Human rights activist Lee Ming-che’s (李明哲) name has been added to the US Congressional-Executive Commission on China’s (CECC) database of political prisoners, a first step toward US efforts to help win his release.
The commission informed Lee Ming-che’s wife, Lee Ching-yu (李凈瑜), of its decision via a formal letter, sources said yesterday.
The letter said Lee Ming-che could be put on another list of priority political prisoners that the US Congress might submit to US President Donald Trump ahead of a state visit to China, sources said.
Lee Ming-che, who was reported missing after traveling to Zhuhai in Guangdong Province from Macau on March 19, is identified by the database as a political prisoner detained by Chinese authorities.

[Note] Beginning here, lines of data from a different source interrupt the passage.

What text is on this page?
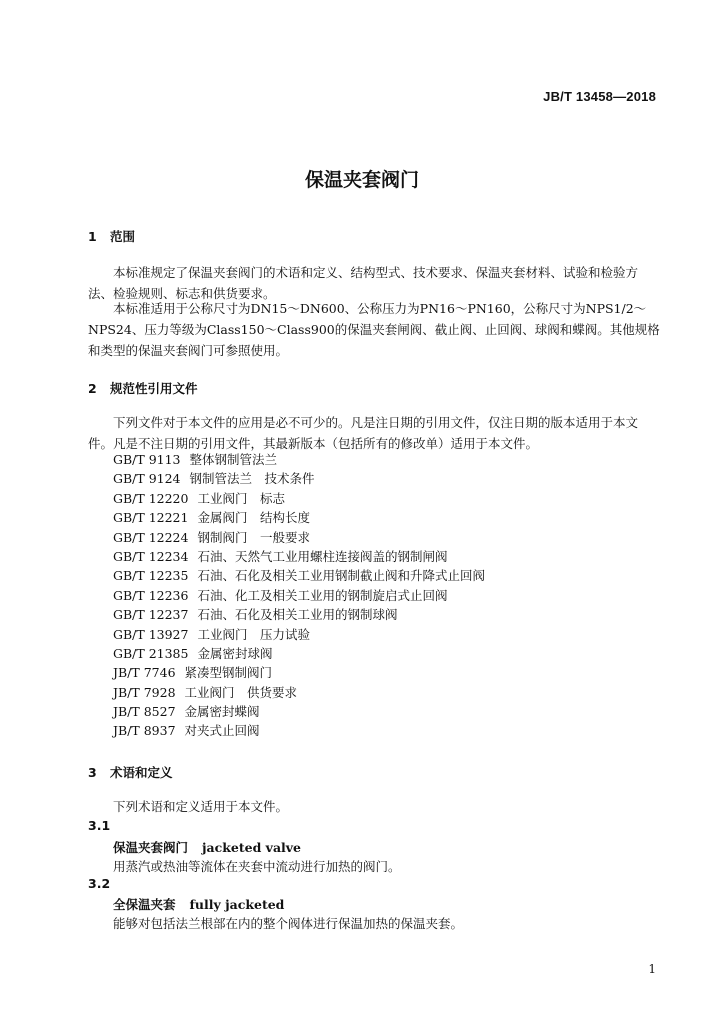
JB/T 13458—2018
保温夹套阀门
1 范围
本标准规定了保温夹套阀门的术语和定义、结构型式、技术要求、保温夹套材料、试验和检验方法、检验规则、标志和供货要求。
本标准适用于公称尺寸为DN15～DN600、公称压力为PN16～PN160，公称尺寸为NPS1/2～NPS24、压力等级为Class150～Class900的保温夹套闸阀、截止阀、止回阀、球阀和蝶阀。其他规格和类型的保温夹套阀门可参照使用。
2 规范性引用文件
下列文件对于本文件的应用是必不可少的。凡是注日期的引用文件，仅注日期的版本适用于本文件。凡是不注日期的引用文件，其最新版本（包括所有的修改单）适用于本文件。
GB/T 9113 整体钢制管法兰
GB/T 9124 钢制管法兰　技术条件
GB/T 12220 工业阀门　标志
GB/T 12221 金属阀门　结构长度
GB/T 12224 钢制阀门　一般要求
GB/T 12234 石油、天然气工业用螺柱连接阀盖的钢制闸阀
GB/T 12235 石油、石化及相关工业用钢制截止阀和升降式止回阀
GB/T 12236 石油、化工及相关工业用的钢制旋启式止回阀
GB/T 12237 石油、石化及相关工业用的钢制球阀
GB/T 13927 工业阀门　压力试验
GB/T 21385 金属密封球阀
JB/T 7746 紧凑型钢制阀门
JB/T 7928 工业阀门　供货要求
JB/T 8527 金属密封蝶阀
JB/T 8937 对夹式止回阀
3 术语和定义
下列术语和定义适用于本文件。
3.1
保温夹套阀门 jacketed valve
用蒸汽或热油等流体在夹套中流动进行加热的阀门。
3.2
全保温夹套 fully jacketed
能够对包括法兰根部在内的整个阀体进行保温加热的保温夹套。
1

On March 29, China’s Taiwan Affairs Office acknowledged that he had been detained by “relevant authorities” for “involvement in activities that threaten China’s national security.”
However, it was not until May 26 that the Chinese government announced that he was being held on suspicion of the “subversion of state power.”
Last month, Lee Ching-yu traveled to Washington so she could testify before the US House of Representatives’ Foreign Affairs Committee subcommittee hearing on “Disappeared, Jailed, and Tortured in China,” alongside three Chinese women whose husbands are detained Chinese human rights lawyers.
Taiwan Association for China Human Rights secretary-general Chiu Ling-yao (邱齡瑤) yesterday said that “Lee Ming-che’s being put down in a [CECC] record suggests a good possibility of him being included in a list of human rights cases to be presented during a US-China summit in China.”
The US government has cited the Taiwan Relations Act for its involvement in Lee’s case, and a US Department of State official said that any harassment or threats made against Lee Ching-yu, or the others who testified at the congressional hearing about the imprisonment of Lee Ming-che and Chinese human rights lawyers would be considered “a violation of US sovereignty,” Chiu said.
“The US Congress has never made such a strong move in dealing with the detention of a Taiwanese,” Chiu said.
“Public and international attention is needed when rescuing political prisoners, and the scariest thing [for prisoners] is that no one cares about them,” she said, calling for renewed public attention on Lee Ming-che’s arrest.
The commission, created by the US-China Relations Act of 2000, is responsible for “monitoring the acts of China which reflect compliance with or violation of certain human rights,” and it annually reports to the US president and the Congress.
The commission is responsible for advising the president, members of Congress and senior US officials on human rights issues in China prior to diplomatic visits, in addition to compiling annual reports on rights issues in China.
In addition, the commission is responsible for compiling a list of political prisoners whose release US officials are to advocate at diplomatic talks with their Chinese counterparts.
Last year, Senator Marco Rubio, the commission’s chairman, and US Representative Christopher Smith, its co-chairman, sent a letter to the then-US president Barack Obama urging him to authorize the compilation of a list of Chinese political prisoners and raise human rights as a major topic of discussion when he met Chinese President Xi Jinping (習近平).
Lee Ming-che is the first non-Chinese citizen the commission has ever named as a Chinese political prisoner.